El organismo que dirige Mario Draghi deja abierta la opción de unas líneas de financiación de emergencia más caras y restrictivas (ELA, en sus siglas en inglés), a las que tres grandes bancos griegos ya han recurrido, según informó Reuters esta semana.

El BCE cortará el grifo de liquidez de la banca griega a partir del próximo miércoles ante las serias dificultades para cerrar con éxito el rescate actual y de acordar una extensión o un nuevo programa de ayuda. Draghi  permitirá a la banca griega una última válvula de escape, las líneas de financiación de emergencia para evitar el desastre.

El vicepresidente de la Comisión Europea, Valdis Dombrovskis, dijo que Grecia puede elegir cómo sanear sus finanzas públicas y hacer que crezca su economía, pero debe ampliar su programa de rescate unos meses más para ganar tiempo para negociar esos pasos, dijo .
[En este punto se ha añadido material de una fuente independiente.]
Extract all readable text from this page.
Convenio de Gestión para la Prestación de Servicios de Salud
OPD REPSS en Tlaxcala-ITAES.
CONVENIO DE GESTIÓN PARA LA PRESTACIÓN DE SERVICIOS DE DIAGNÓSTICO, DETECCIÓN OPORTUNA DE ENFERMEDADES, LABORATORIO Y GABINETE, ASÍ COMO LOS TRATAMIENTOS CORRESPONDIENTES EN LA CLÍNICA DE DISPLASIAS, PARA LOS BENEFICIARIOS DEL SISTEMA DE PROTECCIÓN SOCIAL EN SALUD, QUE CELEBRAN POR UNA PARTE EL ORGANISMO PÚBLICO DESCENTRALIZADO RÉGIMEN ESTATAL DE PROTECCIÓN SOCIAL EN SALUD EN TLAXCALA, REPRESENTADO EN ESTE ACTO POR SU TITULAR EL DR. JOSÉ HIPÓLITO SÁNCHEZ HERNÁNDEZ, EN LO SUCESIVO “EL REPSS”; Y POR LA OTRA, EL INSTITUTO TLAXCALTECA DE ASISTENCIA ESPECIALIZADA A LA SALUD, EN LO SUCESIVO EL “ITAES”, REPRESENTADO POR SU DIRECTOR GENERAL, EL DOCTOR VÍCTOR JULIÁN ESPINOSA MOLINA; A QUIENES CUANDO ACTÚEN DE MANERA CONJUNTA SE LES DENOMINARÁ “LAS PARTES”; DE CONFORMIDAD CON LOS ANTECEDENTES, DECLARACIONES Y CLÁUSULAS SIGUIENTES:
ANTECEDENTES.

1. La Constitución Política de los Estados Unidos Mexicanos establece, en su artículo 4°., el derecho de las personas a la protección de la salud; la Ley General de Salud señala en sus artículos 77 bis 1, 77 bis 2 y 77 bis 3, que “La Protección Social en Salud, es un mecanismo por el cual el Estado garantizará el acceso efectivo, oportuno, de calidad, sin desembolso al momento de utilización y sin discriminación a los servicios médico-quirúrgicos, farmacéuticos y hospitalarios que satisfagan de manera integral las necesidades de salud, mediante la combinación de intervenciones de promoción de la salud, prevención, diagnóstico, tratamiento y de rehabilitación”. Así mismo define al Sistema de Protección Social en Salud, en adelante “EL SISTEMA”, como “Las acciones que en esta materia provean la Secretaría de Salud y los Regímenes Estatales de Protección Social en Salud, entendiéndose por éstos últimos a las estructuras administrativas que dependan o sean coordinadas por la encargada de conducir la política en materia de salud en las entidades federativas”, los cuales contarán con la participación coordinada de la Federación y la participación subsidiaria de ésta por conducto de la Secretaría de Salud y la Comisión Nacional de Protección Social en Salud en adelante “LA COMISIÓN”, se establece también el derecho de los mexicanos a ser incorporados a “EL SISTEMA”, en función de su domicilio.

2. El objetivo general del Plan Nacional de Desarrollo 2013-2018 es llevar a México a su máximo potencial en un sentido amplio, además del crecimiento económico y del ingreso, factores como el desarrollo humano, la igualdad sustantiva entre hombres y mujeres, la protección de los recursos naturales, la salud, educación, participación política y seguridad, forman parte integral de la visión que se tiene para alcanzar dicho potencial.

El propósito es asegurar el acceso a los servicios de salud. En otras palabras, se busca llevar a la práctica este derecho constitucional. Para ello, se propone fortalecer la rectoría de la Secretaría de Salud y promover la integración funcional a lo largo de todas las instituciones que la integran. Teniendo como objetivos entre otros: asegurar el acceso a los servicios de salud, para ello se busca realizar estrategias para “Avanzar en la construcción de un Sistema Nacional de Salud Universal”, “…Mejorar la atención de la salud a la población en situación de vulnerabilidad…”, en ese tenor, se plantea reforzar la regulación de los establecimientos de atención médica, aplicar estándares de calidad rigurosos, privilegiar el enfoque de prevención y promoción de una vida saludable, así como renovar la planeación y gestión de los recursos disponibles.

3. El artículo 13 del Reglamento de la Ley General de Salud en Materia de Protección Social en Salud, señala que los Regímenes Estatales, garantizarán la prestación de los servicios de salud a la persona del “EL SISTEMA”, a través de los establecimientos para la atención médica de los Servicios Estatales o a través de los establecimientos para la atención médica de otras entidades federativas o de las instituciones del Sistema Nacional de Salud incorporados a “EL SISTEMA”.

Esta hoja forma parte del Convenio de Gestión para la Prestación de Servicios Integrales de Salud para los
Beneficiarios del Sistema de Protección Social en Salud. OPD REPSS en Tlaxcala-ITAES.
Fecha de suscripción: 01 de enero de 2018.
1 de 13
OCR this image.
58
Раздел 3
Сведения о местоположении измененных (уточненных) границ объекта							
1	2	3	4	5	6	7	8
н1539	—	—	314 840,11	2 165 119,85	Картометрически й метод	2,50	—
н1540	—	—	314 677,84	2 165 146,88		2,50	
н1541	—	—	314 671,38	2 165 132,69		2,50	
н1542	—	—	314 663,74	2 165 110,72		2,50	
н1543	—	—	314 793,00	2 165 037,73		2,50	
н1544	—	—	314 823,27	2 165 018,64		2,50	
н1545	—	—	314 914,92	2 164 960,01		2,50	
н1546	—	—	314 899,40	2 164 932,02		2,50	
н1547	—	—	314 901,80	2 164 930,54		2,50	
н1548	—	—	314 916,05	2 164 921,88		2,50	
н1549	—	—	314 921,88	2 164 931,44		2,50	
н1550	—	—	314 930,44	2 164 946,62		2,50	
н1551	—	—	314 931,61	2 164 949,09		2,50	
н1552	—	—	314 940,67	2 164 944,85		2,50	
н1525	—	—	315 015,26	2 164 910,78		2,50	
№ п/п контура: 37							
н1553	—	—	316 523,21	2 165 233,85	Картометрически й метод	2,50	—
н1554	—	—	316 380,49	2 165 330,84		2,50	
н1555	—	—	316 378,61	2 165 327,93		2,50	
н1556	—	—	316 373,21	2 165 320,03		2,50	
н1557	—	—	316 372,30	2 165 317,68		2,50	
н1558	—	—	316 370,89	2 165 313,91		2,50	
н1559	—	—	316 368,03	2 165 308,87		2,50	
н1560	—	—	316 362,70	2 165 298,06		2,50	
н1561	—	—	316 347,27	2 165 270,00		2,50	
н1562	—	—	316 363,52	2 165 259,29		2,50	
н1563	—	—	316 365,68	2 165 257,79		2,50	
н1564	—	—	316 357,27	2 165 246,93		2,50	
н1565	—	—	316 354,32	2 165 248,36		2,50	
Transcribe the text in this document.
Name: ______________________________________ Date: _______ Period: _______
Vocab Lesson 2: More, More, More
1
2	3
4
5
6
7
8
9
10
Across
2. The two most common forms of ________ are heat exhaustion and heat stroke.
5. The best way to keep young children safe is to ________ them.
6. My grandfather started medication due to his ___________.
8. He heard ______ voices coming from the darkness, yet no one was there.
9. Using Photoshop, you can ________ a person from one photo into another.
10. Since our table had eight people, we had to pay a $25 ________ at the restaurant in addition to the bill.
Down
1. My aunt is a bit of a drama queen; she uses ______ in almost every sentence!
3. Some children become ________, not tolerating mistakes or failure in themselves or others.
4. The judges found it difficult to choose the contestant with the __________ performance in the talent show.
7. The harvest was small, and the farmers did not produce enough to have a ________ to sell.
El rescate de Grecia se agota a finales de febrero. A menos que se amplíe formalmente, Atenas no recibirá un tramo final de ayuda de 1.800 millones de euros ni podrá optar a una mayor relajación de los términos de préstamo de la zona euro.

El nuevo Gobierno de izquierda del primer ministro Alexis Tsipras ha dicho por el momento que no tiene intención de pedir una extensión y quiere rechazar el programa de 240.00 millones de euros y la férrea supervisión que conlleva.